My only reservation is that I think the feedback session could have done with being slightly longer, so that we could have arrived at a definitive list for the group as a whole rather than just a selection… That said, it struck me that this actually provides a really nice opportunity to introduce students to the wiki feature in Oremi. I plan to set up a community on the system and then have a wiki page listing the items from the lecture. I’ll invite the students to add to and refine the items included based on the discussions from their snowball groups, so eventually arriving at the Swansea counterpart of the Surrey list.

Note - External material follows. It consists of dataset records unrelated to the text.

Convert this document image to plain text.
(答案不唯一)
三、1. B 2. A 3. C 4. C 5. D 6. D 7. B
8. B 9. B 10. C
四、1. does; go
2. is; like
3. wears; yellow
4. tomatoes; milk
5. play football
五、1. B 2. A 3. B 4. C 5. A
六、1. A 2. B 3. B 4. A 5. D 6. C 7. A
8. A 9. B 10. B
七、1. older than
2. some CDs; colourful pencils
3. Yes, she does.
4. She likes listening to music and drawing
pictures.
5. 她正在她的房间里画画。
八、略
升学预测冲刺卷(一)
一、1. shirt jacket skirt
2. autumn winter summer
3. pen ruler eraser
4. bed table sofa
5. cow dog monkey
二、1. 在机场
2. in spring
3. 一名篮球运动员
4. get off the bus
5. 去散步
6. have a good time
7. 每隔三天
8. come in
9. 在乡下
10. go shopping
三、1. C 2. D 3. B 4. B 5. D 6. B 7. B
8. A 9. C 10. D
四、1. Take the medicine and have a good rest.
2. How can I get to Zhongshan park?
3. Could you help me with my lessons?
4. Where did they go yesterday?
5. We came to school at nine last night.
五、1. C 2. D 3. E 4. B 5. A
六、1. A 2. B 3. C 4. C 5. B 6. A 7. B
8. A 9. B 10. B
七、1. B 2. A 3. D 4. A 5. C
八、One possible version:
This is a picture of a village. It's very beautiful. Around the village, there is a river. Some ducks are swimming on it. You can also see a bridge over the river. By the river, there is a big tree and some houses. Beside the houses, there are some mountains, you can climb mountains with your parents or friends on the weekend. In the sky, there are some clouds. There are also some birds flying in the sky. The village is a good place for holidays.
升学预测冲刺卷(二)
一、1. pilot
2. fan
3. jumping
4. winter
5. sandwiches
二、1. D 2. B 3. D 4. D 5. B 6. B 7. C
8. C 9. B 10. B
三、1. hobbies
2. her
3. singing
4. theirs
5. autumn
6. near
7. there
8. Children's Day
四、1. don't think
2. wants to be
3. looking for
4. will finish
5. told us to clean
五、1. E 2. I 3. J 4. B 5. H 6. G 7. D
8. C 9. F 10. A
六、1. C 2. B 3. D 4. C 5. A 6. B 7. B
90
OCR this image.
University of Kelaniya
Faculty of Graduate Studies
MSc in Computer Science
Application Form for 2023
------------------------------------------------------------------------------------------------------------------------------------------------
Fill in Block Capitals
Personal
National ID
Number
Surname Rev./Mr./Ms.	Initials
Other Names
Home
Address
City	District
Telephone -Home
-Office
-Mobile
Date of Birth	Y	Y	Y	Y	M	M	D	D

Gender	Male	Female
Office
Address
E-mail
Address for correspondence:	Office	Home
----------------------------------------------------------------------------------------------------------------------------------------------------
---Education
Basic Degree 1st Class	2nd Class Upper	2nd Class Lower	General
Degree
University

A further follow-up activity is that I also plan to get students to use blogs this year explicitly in supporting their personal development. One of the difficulties with this is that students often need help in developing their reflective skills – this is something that is, initially at least, unfamiliar to them. It’s no good just saying “Reflect (on your learning)!”, since the obvious response is likely to be “How? What do I need to do?” or perhaps just “I don’t understand.” Now I can say to the students that for one of their first reflective blogs, I’d like them to think about the items on one of the lists (their’s, the group’s, or the Surrey/benchmark versions), and consider where they are in relation to that. What do they need to do to move towards possessing the qualities of a top student? What steps do they need to take? How and when will they address these areas? What opportunities are available in their classes etc. to help them do this?